Oncology Reimbursement Reform: Changes on the Horizon

Formed 10 years ago with the Affordable Care Act, the Centers for Medicare & Medicaid Services (CMS) Center for Medicare & Medicaid Innovation (CMMI) has been tasked with developing new payment and delivery models designed to improve the efficiency of specialty care. Among those specialty models is the Oncology Care Model, which aims to improve cancer care delivery by providing higher quality, more coordinated care to Medicare beneficiaries at the same or lower cost than under traditional fee-for-service structures. At the 2019 American Society of Clinical Oncology Annual Meeting, Lara M. Strawbridge, MPH, Director, Division of Ambulatory Payment Models, Patient Care Models Group, CMMI, shared recent data from the model, which began in 2016 and is scheduled to run through the middle of 2021.

“When we started thinking years ago about opportunities to address fragmentation of care and potentially inappropriate financial incentives, oncology was a clear opportunity for us to try something new and different,” said Ms Strawbridge. “Our focus is on trying to incentivize the practice to transform the way care is provided in a way that can improve quality and improve outcomes for their cancer patients.”

The Oncology Care Model

The Oncology Care Model involves a 2-part payment system. Participating oncology practices receive monthly enhanced oncology services (MEOS) payments once a patient starts chemotherapy, for up to a 6-month episode (patients in an extended course of therapy can have repeat episodes over time). In addition, there is the potential for retrospective performance-based payments in cases where practices have reduced costs relative to a target price for their episodes and where quality is sufficiently high.

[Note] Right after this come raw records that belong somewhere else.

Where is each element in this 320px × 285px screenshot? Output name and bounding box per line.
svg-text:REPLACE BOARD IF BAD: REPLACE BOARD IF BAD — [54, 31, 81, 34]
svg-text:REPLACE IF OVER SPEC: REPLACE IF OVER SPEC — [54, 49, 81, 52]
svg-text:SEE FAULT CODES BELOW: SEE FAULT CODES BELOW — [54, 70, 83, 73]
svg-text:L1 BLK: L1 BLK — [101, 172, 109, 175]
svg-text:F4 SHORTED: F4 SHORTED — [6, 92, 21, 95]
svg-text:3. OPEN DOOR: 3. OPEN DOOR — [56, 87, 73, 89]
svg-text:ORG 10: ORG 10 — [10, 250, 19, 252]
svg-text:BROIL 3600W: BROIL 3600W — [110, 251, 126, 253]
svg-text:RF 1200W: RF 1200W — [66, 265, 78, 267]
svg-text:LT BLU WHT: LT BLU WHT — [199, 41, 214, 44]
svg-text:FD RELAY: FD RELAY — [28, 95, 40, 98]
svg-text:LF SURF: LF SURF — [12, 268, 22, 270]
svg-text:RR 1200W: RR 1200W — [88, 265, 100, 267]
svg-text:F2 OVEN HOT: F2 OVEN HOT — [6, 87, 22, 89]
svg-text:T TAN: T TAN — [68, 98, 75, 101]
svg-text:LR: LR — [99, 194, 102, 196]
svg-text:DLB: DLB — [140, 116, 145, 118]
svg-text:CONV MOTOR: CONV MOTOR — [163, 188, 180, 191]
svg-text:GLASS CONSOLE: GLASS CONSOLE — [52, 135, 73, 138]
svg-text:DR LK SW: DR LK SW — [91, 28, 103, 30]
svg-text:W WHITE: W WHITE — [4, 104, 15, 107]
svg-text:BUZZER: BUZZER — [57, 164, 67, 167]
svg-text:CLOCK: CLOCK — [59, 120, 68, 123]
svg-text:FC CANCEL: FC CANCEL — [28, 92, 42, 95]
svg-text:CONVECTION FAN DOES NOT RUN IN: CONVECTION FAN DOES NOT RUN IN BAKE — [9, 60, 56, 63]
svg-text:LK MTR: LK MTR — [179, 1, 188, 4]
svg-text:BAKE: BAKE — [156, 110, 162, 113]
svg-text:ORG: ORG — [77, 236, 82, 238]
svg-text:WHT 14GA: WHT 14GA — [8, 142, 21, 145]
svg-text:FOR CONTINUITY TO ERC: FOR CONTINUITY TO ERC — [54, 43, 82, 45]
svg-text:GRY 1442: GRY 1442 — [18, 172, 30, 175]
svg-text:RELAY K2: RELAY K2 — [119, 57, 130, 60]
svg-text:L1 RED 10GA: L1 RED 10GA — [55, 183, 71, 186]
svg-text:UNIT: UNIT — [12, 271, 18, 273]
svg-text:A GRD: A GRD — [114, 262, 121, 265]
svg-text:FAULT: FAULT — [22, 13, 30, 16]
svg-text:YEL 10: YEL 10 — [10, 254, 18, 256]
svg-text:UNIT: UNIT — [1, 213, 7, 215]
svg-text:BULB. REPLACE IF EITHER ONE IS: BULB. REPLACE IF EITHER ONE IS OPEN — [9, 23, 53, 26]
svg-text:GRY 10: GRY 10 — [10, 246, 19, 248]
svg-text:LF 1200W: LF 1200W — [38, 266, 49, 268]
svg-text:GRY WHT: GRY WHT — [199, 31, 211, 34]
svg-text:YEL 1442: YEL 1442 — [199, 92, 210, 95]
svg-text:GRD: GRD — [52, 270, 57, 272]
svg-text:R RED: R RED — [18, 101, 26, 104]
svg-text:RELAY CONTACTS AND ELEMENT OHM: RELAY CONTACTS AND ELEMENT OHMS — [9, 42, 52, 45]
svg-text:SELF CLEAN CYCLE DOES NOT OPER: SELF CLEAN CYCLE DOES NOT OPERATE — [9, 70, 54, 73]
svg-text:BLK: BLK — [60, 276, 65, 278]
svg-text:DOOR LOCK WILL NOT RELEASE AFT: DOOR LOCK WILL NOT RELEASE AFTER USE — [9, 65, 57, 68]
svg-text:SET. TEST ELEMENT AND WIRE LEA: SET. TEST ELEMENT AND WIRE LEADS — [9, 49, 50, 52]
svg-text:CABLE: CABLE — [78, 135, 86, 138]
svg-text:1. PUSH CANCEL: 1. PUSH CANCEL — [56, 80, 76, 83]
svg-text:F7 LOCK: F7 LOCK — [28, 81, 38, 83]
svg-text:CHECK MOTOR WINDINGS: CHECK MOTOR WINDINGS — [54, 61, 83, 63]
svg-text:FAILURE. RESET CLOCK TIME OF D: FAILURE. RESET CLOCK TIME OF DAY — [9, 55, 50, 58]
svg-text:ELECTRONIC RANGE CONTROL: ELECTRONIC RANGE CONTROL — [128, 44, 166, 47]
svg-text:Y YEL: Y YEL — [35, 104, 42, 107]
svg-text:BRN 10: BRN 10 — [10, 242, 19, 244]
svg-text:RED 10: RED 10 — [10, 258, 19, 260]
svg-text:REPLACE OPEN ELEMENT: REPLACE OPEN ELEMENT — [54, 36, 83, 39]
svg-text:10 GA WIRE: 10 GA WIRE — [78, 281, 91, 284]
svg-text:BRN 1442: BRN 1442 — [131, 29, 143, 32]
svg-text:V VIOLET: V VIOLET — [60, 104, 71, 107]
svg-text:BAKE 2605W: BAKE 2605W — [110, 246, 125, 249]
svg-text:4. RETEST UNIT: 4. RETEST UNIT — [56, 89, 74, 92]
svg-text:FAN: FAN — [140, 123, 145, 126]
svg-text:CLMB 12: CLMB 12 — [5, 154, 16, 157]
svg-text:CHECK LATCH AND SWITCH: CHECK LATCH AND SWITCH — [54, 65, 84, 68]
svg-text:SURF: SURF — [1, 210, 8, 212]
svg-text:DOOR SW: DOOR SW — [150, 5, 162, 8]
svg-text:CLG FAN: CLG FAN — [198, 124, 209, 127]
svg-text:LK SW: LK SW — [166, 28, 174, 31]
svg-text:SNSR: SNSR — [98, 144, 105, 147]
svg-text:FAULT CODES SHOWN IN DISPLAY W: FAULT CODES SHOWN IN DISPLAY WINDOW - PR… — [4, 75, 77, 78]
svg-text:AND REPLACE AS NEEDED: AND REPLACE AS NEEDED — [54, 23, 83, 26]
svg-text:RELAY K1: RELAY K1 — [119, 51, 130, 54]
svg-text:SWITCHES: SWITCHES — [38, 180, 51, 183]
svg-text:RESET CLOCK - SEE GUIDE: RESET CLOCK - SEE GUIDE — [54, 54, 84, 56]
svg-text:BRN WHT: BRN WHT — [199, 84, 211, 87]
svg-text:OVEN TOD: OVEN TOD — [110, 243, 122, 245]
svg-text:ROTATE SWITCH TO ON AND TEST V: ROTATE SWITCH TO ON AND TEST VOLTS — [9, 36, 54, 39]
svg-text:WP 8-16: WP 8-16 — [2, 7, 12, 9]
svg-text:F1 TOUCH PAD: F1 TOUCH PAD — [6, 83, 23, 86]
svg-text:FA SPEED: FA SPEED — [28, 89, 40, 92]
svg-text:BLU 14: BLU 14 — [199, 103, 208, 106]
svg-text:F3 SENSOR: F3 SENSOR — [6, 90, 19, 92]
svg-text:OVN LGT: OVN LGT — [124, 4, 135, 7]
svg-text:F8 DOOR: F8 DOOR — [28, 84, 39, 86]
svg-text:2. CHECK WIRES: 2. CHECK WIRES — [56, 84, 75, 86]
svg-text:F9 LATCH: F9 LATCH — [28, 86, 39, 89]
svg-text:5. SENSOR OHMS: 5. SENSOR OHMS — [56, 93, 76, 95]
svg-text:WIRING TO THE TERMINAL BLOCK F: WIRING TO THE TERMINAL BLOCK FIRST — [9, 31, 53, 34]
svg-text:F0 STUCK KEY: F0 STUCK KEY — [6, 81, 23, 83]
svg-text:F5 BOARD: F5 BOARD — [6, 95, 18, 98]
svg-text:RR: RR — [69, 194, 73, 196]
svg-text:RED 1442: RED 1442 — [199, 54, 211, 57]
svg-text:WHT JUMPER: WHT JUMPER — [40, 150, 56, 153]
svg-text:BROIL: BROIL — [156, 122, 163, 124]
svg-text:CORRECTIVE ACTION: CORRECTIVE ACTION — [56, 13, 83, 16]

“The goal is to get as many patients as possible that a practice might see covered by incentives that are aligned and moving in the right direction,” said Ms Strawbridge, who noted that 176 practices and approximately 7000 practitioners and 200,000 patients are participating in the model per year along with 10 commercial payers.

As Ms Strawbridge reported, the MEOS payment is based on 4 main activities: around-the-clock access to clinicians with real-time access to medical records; patient navigation; 13-point care plan; and use of nationally recognized clinical guidelines. CMS also requires practices to use certified electronic health record technology and to utilize data for continuous quality improvement. Furthermore, said Ms Strawbridge, practices must complete estimates of out-of-pocket costs related to cancer for each patient.

“We believe that this is an impor­tant step in addressing the financial toxicity that often comes with cancer care,” she observed.

Signs of Early Promise and Limitations

Although CMS has not yet seen measurable effects on hospitalizations, emergency department use, or Medicare spending on chemotherapy in the first 6 months of the model, the agency has identified signs of early promise as practices transition away from fee-for-service.

“We are eagerly waiting for the next round of results that will include more time in the model. With other alternative payment models that we implement through the Innovation Center, we’ve often seen that it takes some time for an intervention to gain momentum.…As practices become accustomed to delivering those enhanced services, we are hopeful that the results will just get better and better,” Ms Strawbridge said.

Nevertheless, CMMI is working to overcome limitations in diagnosis codes that get captured in claims data while keeping pace with the changing landscape of cancer care.

“With the advent of so many novel therapies in the immune-oncology space, medical oncology in particular has changed dramatically in the last few years,” said Ms Strawbridge. “Making sure that we set payments at the right level and instill faith among our participants that they will be rewarded in cases where they’ve actually made a change is something that we continue to work on.”

As CMS continues to seek ways to improve quality of care and health outcomes, it is also moving further away from the fee-for-service infrastructure for payments. The Oncology Care Model is currently set up as a retrospective model with performance, Ms Strawbridge explained, but the future will likely involve more prospective payments based on shared risk.

“We’d like to establish a model that can drive adoption of two-sided risk to give oncology practices an opportunity for performance-based payments, but also have an appropriate level of risk in cases where care costs exceed the predicted level. There are a lot of challenges ahead, but we’re excited by what we’ve learned so far with this model and by what we’ve seen many others doing in this space,” Ms Strawbridge concluded.